Я хотел дождаться «скорую» и милицию на лестничной площадке, но сообразил, что лучше встречать внизу – чтобы подъезд не проскочили и со входным кодом не возились, его-то я сказать забыл. Выбежал во двор. Там было издевательски светло и почти солнечно. И все равно я через какое-то время обнаружил, что пританцовываю, стуча зубами и тихо подвывая. Куртку-то надеть не успел. Да куртка бы и не помогла. Но если бы мама меня увидела в кофте и джинсах – ох, еще и в тапках, кроссовки тоже забыл, – она бы меня убила.
А теперь ее убили.
Как же я теперь?
И куда мне Дильку теперь?
Стало очень жаль себя – и сразу очень стыдно стало о таком думать, когда мамка и папка…
Из носа потекло, из глаз, кажется, тоже. И тут к подъезду подлетел белый «жигуленок», из которого проворно выскочили грузные милиционеры, нет, полицейские, до сих пор путаюсь, – с короткими автоматами.

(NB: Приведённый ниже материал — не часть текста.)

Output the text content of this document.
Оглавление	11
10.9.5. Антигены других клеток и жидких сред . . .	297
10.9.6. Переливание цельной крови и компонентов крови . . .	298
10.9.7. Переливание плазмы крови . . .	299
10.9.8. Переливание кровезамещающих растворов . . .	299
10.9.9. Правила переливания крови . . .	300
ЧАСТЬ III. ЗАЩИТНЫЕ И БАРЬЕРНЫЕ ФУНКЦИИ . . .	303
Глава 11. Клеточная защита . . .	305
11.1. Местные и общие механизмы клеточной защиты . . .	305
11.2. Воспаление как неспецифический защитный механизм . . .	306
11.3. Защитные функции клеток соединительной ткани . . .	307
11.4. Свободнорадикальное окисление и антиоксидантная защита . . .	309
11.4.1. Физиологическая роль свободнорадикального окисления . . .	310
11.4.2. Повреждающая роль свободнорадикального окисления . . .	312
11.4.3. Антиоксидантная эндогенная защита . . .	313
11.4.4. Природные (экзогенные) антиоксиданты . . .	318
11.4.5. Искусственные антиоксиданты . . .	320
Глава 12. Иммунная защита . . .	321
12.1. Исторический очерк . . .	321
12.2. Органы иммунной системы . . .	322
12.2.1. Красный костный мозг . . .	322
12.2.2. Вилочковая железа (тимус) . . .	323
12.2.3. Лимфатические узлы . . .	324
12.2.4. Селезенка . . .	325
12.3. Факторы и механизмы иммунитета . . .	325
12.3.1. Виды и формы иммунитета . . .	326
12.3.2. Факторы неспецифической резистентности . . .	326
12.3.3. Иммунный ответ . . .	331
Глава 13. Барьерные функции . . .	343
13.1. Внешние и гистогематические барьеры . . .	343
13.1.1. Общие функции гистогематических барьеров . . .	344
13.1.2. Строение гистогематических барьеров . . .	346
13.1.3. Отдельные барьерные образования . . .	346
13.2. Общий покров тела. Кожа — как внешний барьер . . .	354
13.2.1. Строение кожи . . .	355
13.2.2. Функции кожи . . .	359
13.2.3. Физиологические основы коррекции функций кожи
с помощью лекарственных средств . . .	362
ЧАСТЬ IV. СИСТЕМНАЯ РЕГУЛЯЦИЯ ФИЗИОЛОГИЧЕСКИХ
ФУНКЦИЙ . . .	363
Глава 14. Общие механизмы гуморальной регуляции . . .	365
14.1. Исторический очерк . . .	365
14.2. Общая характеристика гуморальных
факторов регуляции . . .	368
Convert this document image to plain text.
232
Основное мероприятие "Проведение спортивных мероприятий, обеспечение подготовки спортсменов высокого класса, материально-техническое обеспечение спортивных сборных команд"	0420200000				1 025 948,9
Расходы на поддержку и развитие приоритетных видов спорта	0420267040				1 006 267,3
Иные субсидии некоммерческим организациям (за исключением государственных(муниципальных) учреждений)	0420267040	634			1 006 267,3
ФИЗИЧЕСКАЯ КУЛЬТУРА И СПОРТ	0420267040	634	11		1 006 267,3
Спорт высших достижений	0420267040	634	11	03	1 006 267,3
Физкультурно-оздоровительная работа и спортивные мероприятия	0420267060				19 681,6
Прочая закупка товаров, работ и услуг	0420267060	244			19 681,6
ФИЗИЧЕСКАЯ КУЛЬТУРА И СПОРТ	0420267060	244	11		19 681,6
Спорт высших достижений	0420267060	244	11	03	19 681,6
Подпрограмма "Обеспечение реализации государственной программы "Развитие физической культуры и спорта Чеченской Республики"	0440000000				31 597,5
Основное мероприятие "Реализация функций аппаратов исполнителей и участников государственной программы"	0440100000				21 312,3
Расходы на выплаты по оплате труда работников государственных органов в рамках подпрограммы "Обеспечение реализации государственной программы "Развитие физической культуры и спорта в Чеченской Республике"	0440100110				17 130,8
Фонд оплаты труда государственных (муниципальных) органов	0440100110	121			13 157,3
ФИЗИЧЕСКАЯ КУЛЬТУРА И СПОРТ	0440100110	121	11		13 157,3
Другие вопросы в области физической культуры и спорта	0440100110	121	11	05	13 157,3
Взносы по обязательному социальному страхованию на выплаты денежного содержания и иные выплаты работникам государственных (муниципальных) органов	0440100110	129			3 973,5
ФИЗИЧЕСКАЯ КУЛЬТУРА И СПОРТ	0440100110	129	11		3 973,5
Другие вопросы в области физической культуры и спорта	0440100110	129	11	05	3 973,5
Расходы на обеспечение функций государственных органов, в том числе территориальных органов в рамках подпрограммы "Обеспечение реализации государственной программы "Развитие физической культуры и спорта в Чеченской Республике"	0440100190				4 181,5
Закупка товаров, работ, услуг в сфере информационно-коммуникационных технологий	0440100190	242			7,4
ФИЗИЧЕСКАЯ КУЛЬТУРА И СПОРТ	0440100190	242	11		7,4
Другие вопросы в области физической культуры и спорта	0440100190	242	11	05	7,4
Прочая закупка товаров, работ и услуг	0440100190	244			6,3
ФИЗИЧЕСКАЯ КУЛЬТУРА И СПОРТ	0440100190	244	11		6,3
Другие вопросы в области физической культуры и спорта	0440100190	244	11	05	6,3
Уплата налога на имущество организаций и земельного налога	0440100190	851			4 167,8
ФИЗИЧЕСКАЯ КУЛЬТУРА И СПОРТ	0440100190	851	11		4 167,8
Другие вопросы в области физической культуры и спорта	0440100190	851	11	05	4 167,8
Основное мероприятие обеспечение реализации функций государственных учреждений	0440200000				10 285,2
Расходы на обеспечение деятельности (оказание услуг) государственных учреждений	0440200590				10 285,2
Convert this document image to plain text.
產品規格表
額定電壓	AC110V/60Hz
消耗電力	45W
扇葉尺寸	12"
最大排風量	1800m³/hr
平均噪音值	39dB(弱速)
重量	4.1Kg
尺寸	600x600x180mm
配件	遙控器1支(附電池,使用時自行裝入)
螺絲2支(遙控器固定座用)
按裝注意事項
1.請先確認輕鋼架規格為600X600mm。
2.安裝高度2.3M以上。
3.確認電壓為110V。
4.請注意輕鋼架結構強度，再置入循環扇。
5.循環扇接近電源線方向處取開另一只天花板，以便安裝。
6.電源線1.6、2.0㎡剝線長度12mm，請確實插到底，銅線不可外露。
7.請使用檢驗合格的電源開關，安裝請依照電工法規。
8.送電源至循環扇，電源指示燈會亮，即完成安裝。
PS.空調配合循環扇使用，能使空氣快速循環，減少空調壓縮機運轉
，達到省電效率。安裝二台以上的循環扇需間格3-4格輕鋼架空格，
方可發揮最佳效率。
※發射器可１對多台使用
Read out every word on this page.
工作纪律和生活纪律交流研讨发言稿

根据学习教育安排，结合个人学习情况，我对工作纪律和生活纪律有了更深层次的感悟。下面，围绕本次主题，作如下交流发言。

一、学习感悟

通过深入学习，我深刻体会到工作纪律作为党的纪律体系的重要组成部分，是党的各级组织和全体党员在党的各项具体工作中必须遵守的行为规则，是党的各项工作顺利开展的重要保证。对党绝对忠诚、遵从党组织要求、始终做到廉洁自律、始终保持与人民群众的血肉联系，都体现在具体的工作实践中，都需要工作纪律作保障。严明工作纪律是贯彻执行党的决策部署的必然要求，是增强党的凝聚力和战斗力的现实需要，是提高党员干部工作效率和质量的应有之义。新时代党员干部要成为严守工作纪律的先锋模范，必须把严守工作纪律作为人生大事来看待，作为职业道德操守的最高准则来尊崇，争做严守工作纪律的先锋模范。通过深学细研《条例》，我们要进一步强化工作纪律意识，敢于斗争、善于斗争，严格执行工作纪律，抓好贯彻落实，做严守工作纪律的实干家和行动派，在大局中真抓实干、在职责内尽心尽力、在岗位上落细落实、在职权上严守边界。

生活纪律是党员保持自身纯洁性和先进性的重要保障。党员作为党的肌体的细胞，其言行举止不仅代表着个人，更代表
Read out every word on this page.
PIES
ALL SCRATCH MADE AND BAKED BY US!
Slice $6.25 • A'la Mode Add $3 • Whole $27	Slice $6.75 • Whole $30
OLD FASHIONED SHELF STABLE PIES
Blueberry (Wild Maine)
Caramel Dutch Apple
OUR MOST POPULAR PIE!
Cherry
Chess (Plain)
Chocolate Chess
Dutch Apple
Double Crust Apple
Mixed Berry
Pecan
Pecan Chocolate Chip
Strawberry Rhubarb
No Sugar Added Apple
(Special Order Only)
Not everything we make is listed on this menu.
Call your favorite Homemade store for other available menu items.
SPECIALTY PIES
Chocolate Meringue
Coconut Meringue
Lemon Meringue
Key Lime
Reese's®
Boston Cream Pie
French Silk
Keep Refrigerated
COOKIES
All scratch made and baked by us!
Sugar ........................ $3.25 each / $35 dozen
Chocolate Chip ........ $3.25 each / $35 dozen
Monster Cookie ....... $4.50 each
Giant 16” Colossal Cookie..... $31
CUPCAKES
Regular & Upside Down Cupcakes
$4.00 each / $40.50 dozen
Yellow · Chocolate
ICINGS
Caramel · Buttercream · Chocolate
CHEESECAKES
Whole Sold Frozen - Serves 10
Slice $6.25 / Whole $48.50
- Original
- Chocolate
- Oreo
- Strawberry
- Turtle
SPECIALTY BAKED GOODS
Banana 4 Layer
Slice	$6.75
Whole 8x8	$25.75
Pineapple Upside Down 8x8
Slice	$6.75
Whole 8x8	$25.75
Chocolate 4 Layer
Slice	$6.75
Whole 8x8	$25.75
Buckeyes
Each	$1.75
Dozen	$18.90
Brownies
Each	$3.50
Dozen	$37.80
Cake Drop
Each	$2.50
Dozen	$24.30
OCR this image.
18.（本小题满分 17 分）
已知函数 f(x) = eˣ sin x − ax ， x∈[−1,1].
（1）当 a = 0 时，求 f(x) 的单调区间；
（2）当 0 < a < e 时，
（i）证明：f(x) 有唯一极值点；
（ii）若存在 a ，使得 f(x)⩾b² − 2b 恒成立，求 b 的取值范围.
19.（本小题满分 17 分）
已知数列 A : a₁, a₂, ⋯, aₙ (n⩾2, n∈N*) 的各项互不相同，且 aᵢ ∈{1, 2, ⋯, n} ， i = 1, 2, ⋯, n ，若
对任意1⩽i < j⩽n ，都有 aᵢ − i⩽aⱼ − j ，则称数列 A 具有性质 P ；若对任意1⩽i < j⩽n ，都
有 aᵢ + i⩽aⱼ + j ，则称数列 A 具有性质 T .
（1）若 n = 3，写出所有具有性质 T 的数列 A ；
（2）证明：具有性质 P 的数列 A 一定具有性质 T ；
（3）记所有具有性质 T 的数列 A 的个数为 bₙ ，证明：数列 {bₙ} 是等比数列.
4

Я, не помня себя, подбежал к штатскому усатому дядьке, который, видимо, был старшим, признался, что да, я звонил, да, все там, и, может быть, бандиты тоже, нет, меня никто не бил, потрогал нос, объяснил, с трудом вспомнив, что это на тренировке, – и повел их.
На лестнице я пытался еще, забегая вперед, объяснить про балкон и про запертую дверь. Окончательно сорвал дыхание и к двери подбежал совсем ополоумевший и запыхавшийся. Но все-таки вспомнил и спросил:
– А врачи?
– Едут, едут. Давай ключ.
– Да я сам, – сказал я и сунул ключ в замок.
Ключ вошел до половины и замер. Я сказал: «Сейчас, сейчас», нажал, вытащил, вставил снова, попробовал покрутить и растерянно обернулся к милиционерам:
– Не вставляется.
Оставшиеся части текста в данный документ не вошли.